As special shuttle buses arrived in the designated parking lots to take the visitors inside the stadium, the large number of men and women of all ages boarded the vehicles as their festive sloganeering reached a crescendo. The extra hassle of having to wait in the parking lots was met with no complaints.

The city was lit up ahead of the big match. The Lahore Municipal Corporation (LMC) had set up fairy lights in greenbelts on major roads, especially on both sides of Canal Road.

An LMC spokesperson said the reason for this was not only to decorate the city, but also to help law enforcement agencies maintain law and order by keeping an eye on people’s movement.

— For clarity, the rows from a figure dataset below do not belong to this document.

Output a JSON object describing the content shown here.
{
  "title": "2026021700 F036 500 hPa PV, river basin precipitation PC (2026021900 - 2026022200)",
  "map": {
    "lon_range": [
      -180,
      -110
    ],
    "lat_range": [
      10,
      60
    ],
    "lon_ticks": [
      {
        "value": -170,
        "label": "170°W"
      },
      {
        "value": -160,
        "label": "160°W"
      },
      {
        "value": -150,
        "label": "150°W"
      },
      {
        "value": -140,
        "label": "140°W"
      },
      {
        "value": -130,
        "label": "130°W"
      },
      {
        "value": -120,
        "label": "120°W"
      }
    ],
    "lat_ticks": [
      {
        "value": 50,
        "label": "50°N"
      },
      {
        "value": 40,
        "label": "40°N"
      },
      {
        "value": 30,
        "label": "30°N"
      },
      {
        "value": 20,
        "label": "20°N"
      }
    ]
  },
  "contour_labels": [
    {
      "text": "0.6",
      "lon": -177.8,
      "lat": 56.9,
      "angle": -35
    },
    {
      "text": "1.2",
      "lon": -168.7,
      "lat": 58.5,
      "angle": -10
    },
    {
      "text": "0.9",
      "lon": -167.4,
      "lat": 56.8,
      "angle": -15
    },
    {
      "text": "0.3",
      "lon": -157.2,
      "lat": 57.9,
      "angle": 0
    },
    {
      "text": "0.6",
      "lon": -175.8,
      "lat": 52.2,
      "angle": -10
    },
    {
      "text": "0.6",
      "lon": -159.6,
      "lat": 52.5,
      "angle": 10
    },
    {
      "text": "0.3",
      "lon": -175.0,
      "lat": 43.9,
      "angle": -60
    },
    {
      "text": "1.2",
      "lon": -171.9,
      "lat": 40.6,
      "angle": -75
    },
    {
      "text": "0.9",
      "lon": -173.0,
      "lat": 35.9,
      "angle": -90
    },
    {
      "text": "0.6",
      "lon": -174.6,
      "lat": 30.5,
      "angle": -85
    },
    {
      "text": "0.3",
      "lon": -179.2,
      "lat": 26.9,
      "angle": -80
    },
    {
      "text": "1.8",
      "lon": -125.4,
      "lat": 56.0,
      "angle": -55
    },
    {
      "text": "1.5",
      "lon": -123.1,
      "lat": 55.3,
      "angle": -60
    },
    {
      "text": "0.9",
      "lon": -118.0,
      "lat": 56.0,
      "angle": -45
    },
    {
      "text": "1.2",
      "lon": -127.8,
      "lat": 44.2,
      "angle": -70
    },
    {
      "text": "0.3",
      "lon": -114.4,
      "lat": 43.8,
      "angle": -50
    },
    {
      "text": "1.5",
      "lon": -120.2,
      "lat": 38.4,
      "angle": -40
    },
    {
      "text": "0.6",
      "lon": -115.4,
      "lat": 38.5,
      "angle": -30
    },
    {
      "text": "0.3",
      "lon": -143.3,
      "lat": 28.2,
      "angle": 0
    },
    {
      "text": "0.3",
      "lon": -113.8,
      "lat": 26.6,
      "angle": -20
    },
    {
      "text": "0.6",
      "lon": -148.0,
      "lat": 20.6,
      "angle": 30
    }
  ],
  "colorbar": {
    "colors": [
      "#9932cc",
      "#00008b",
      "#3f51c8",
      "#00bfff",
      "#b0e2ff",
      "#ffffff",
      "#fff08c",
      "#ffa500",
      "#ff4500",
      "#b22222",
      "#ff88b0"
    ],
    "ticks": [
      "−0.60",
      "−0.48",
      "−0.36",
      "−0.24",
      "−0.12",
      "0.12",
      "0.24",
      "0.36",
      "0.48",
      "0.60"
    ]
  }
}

“This looks more like Eid that we celebrate every year... I am very happy that my parents allowed me to come see the match,” Ahmad Iqbal, a student of Lahore Grammar School, said while heading towards the Barkat Market parking lot to catch a shuttle bus.

The energy of the youth wearing shirts bearing emblems of their favourite teams was matched by the volume of the slogans they shouted. “I support Peshawar Zalmi... it will surely win,” Auan Raza said, while Dr Sharjeel Ahmad nearby weighed in: “No no, of course the Quetta Gladiators will win... I’m supporting it.”

“Zalmi, Zalmi, Zalmi,” shouted Aizaz, high-fiving his friends who cheered him on. “I like Zalmi... it is a strong team.”

A lot of the slogans the crowds shouted were for the country. They resonated deeply with the people who spoke about an overwhelming feeling of solidarity and camaraderie that had brought them to witness the match.

“I feel safe since [there are] many police officials here to protect our lives. We are [here] to see the match not only to support national and international players, but also those who have organised this mega event [in the face of] threats,” said Kamran Siddique, while waiting for his turn to board a bus. “The police officials’ attitude has been very good,” he added.

Faheem Chaudhry, a student who danced to national songs with his friends while heading towards a parking lot, said: “After many years, today’s scene reflects that finally we will succeed in overcoming terrorism. I hate terrorism and it must be eliminated by the government by hook or by crook.”

He added: “The time has come to revive international cricket that had stopped in the country after a terrorist attack on the Sri Lankan team in Lahore in 2009.”

“[This is] after many years that I [have gotten to] see such a wonderful activity attracting the public and [infusing them with] enthusiasm, courage and emotion. It seems as if the end of terrorism is near,” said Qayyum Zahid, a senior journalist at a news agency, while walking to the venue near the Barkat Market traffic signal.

“The people’s enthusiasm reflects that we are united against terrorism,” he added. Shujaat Anwar, another visitor, appreciated the efforts of the law enforcement agencies to provide an opportunity for such an unprecedented festivity for Lahorites. “I salute our police, the army and all those, whether in the government or not, who have done such an amazing job of converting a state of fear and disappointment to a mega festivity in the country,” Mr Anwar said.